We propose a methodology for the study of protein-DNA electrostatic interactions and apply it to clarify the effect of histone tails in nucleosomes. This method can be used to correlate electrostatic interactions to structural and functional features of protein-DNA systems, and can be combined with coarse-grained representations. In particular, we focus on the electrostatic field and resulting forces acting on the DNA. We investigate the electrostatic origins of effects such as different stages in DNA unwrapping, nucleosome destabilization upon histone tail truncation, and the role of specific arginines and lysines undergoing Post-Translational Modifications. We find that the positioning of the histone tails can oppose the attractive pull of the histone core, locally deform the DNA, and tune DNA unwrapping. Small conformational variations in the often overlooked H2A C-terminal tails had significant electrostatic repercussions near the DNA entry and exit sites. The H2A N-terminal tail exerts attractive electrostatic forces towards the histone core in positions where Polymerase II halts its progress.
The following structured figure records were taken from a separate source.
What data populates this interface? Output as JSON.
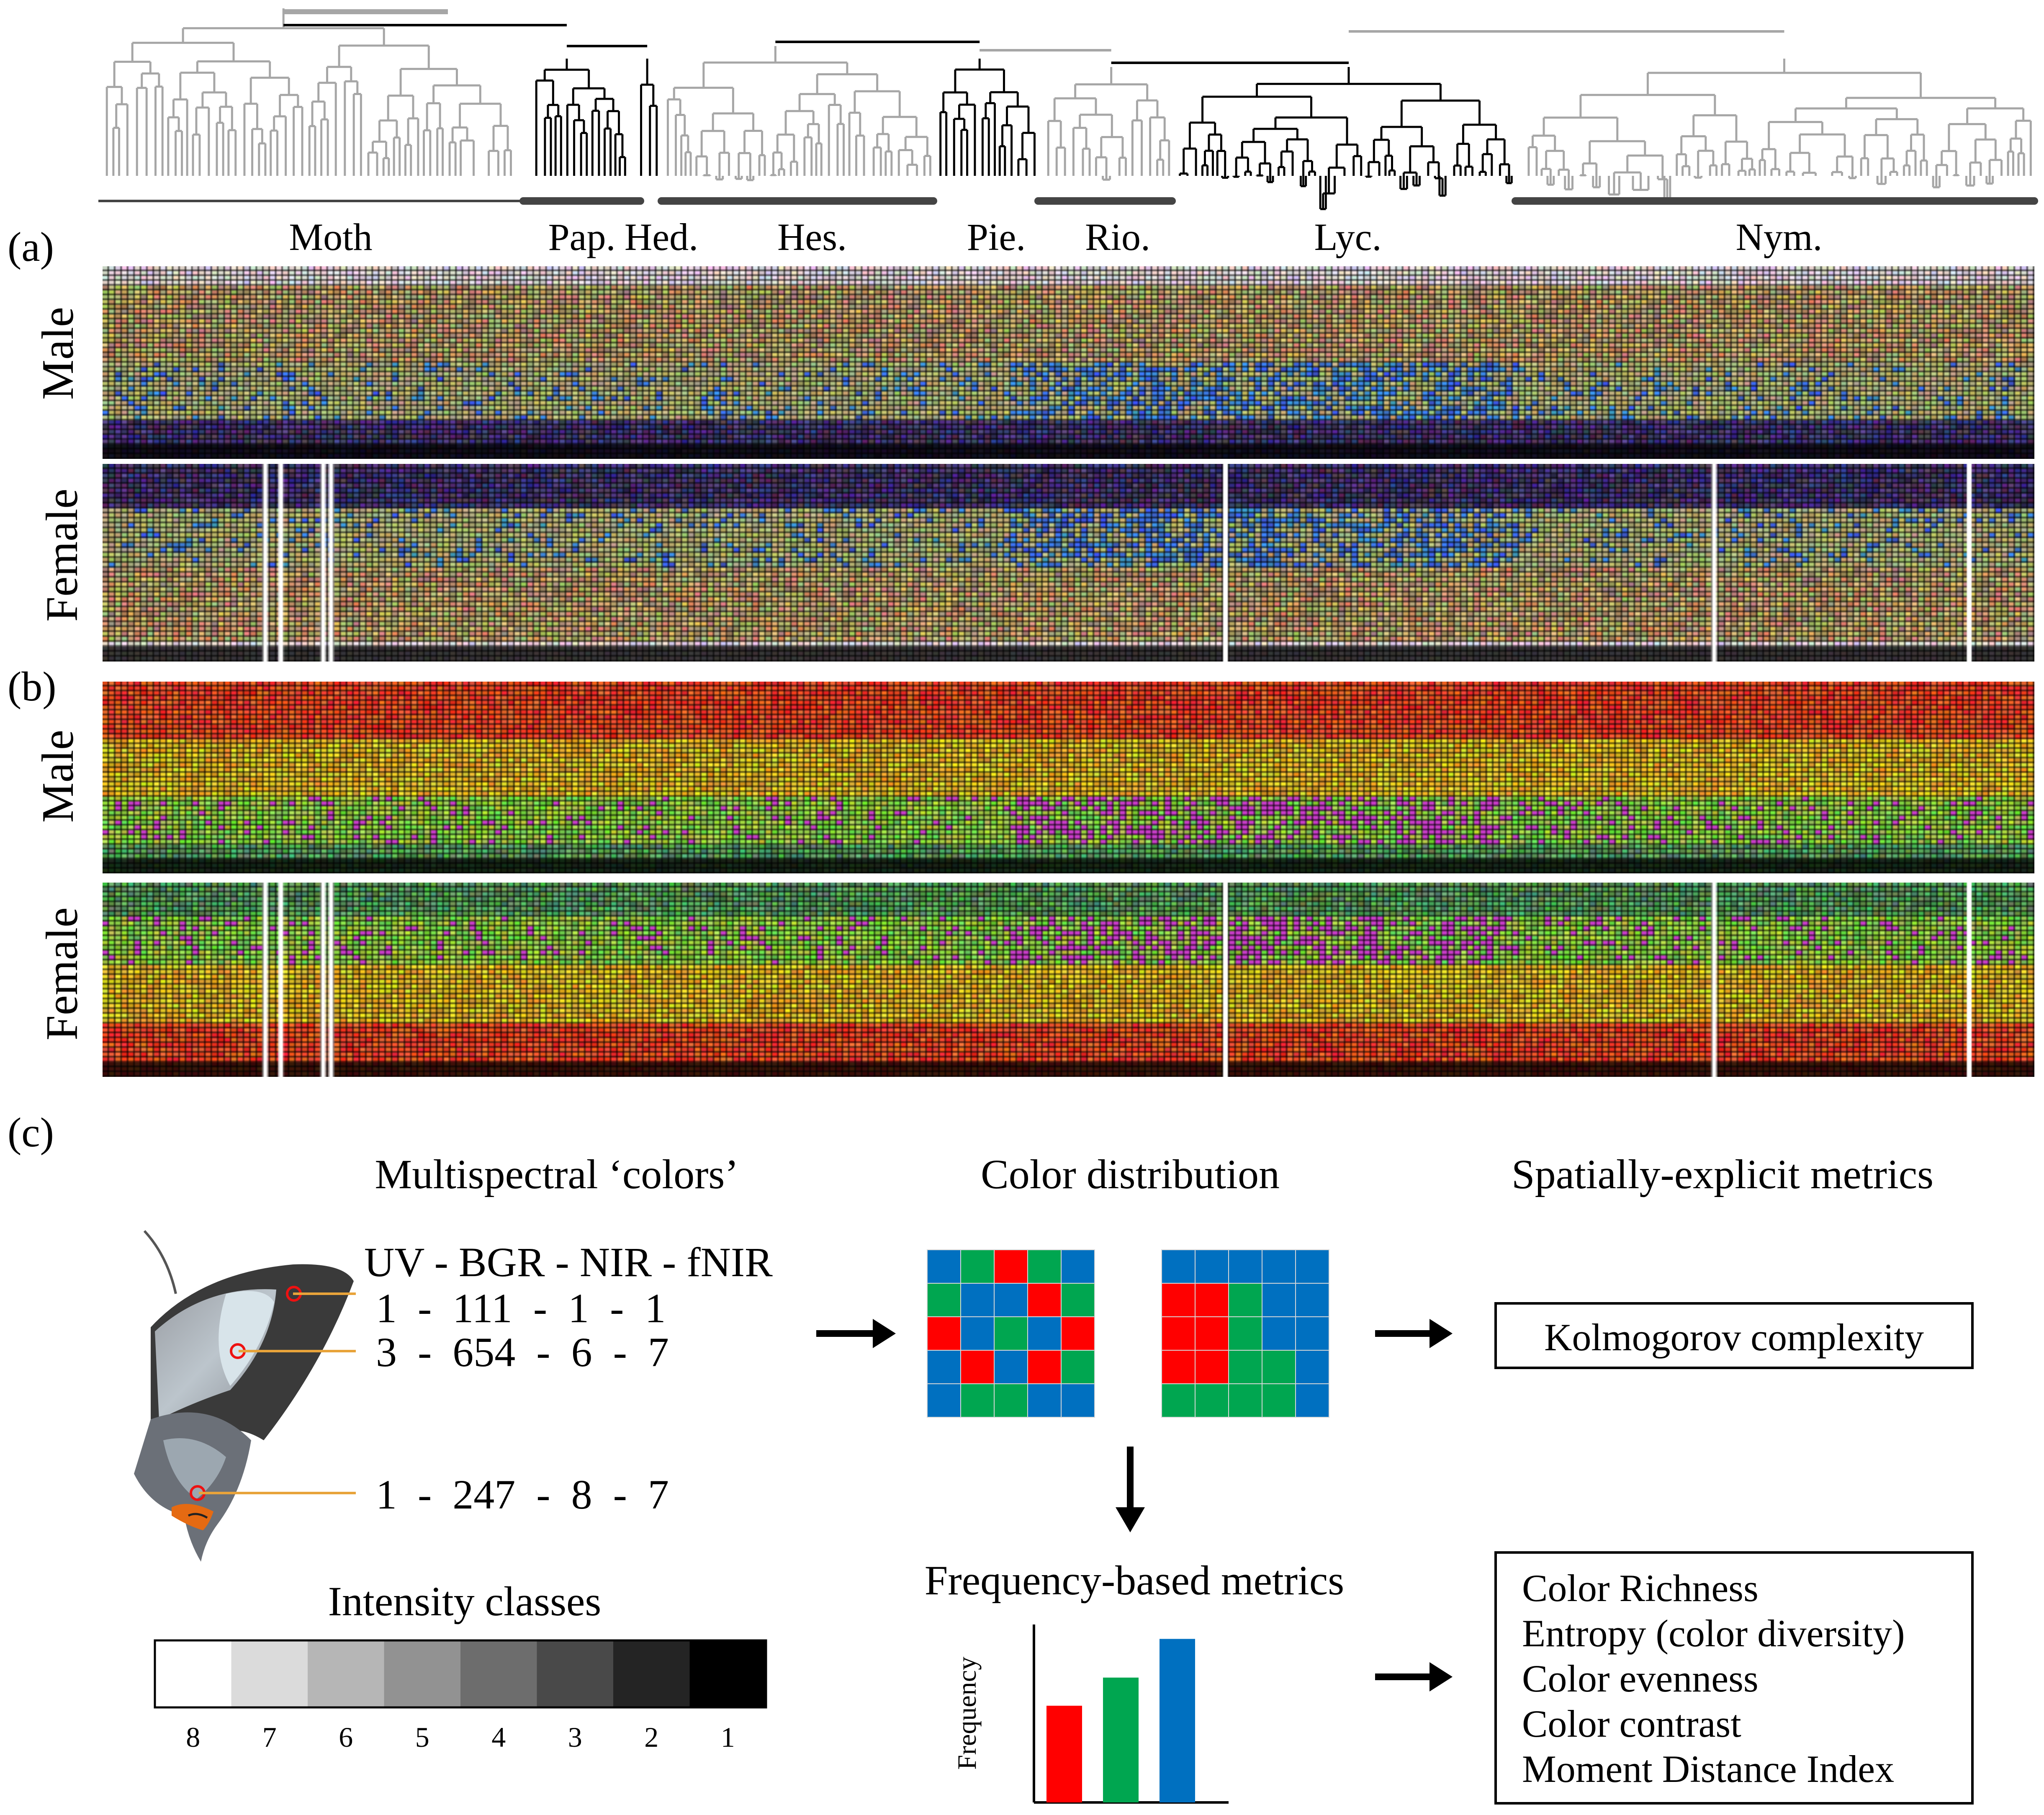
{
  "tree": {
    "clades": [
      {
        "label": "Moth",
        "color": "#a6a6a6"
      },
      {
        "label": "Pap.",
        "color": "#000000"
      },
      {
        "label": "Hed.",
        "color": "#000000"
      },
      {
        "label": "Hes.",
        "color": "#a6a6a6"
      },
      {
        "label": "Pie.",
        "color": "#000000"
      },
      {
        "label": "Rio.",
        "color": "#a6a6a6"
      },
      {
        "label": "Lyc.",
        "color": "#000000"
      },
      {
        "label": "Nym.",
        "color": "#a6a6a6"
      }
    ]
  },
  "panels": {
    "a": {
      "letter": "(a)",
      "rows": [
        "Male",
        "Female"
      ]
    },
    "b": {
      "letter": "(b)",
      "rows": [
        "Male",
        "Female"
      ]
    },
    "c": {
      "letter": "(c)"
    }
  },
  "multispectral": {
    "title": "Multispectral ‘colors’",
    "header": "UV - BGR - NIR - fNIR",
    "rows": [
      "1  -  111  -  1  -  1",
      "3  -  654  -  6  -  7",
      "1  -  247  -  8  -  7"
    ],
    "marker_color": "#e8a33a"
  },
  "intensity": {
    "title": "Intensity classes",
    "classes": [
      "8",
      "7",
      "6",
      "5",
      "4",
      "3",
      "2",
      "1"
    ]
  },
  "color_distribution": {
    "title": "Color distribution",
    "palette": {
      "R": "#ff0000",
      "G": "#00a650",
      "B": "#0070c0"
    },
    "grid_left": [
      [
        "B",
        "G",
        "R",
        "G",
        "B"
      ],
      [
        "G",
        "B",
        "B",
        "R",
        "G"
      ],
      [
        "R",
        "B",
        "G",
        "B",
        "R"
      ],
      [
        "B",
        "R",
        "B",
        "R",
        "G"
      ],
      [
        "B",
        "G",
        "G",
        "B",
        "B"
      ]
    ],
    "grid_right": [
      [
        "B",
        "B",
        "B",
        "B",
        "B"
      ],
      [
        "R",
        "R",
        "G",
        "B",
        "B"
      ],
      [
        "R",
        "R",
        "G",
        "B",
        "B"
      ],
      [
        "R",
        "R",
        "G",
        "G",
        "B"
      ],
      [
        "G",
        "G",
        "G",
        "G",
        "B"
      ]
    ]
  },
  "spatial": {
    "title": "Spatially-explicit metrics",
    "metrics": [
      "Kolmogorov complexity"
    ]
  },
  "frequency": {
    "title": "Frequency-based metrics",
    "ylabel": "Frequency",
    "bars": [
      {
        "color": "#ff0000",
        "value": 0.55
      },
      {
        "color": "#00a650",
        "value": 0.71
      },
      {
        "color": "#0070c0",
        "value": 0.93
      }
    ],
    "metrics": [
      "Color Richness",
      "Entropy (color diversity)",
      "Color evenness",
      "Color contrast",
      "Moment Distance Index"
    ]
  }
}
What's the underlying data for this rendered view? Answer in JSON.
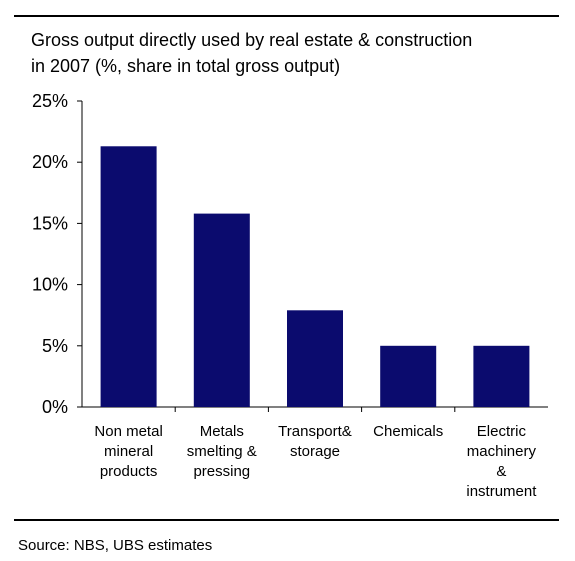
{
  "chart_data": {
    "type": "bar",
    "title": "Gross output directly used by real estate & construction\nin 2007 (%, share in total gross output)",
    "xlabel": "",
    "ylabel": "",
    "categories": [
      [
        "Non metal",
        "mineral",
        "products"
      ],
      [
        "Metals",
        "smelting &",
        "pressing"
      ],
      [
        "Transport&",
        "storage"
      ],
      [
        "Chemicals"
      ],
      [
        "Electric",
        "machinery",
        "&",
        "instrument"
      ]
    ],
    "values": [
      21.3,
      15.8,
      7.9,
      5.0,
      5.0
    ],
    "ylim": [
      0,
      25
    ],
    "yticks": [
      0,
      5,
      10,
      15,
      20,
      25
    ],
    "ytick_labels": [
      "0%",
      "5%",
      "10%",
      "15%",
      "20%",
      "25%"
    ],
    "bar_color": "#0b0b6e",
    "grid": false,
    "legend": "none"
  },
  "footer": {
    "source": "Source: NBS, UBS estimates"
  }
}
We validate our results with comparisons to previous experimental and computational observations.

我们提出了一种研究蛋白质-DNA静电相互作用的方法，并将其应用于阐明组蛋白尾部在核小体中的作用。该方法可用于使静电相互作用与蛋白质-DNA系统的结构和功能特征相关联，并可与粗粒度表示形式结合使用。特别是，我们专注于静电场以及作用在DNA上的合力。我们研究了静电的起源，如DNA解缠的不同阶段，组蛋白尾巴截断时核小体失稳以及特定精氨酸和赖氨酸在翻译后修饰中的作用等。我们发现，组蛋白尾巴的定位可以对抗组蛋白核心的吸引力，使DNA局部变形，并调节DNA的解缠。在经常被忽视的H2A C末端尾巴中的小构象变化在DNA入口和出口位点附近具有明显的静电影响。H2A N末端的尾巴在聚合酶II阻止其进展的位置向组蛋白核心施加有吸引力的静电力。我们通过与以前的实验和计算观察结果进行比较来验证我们的结果。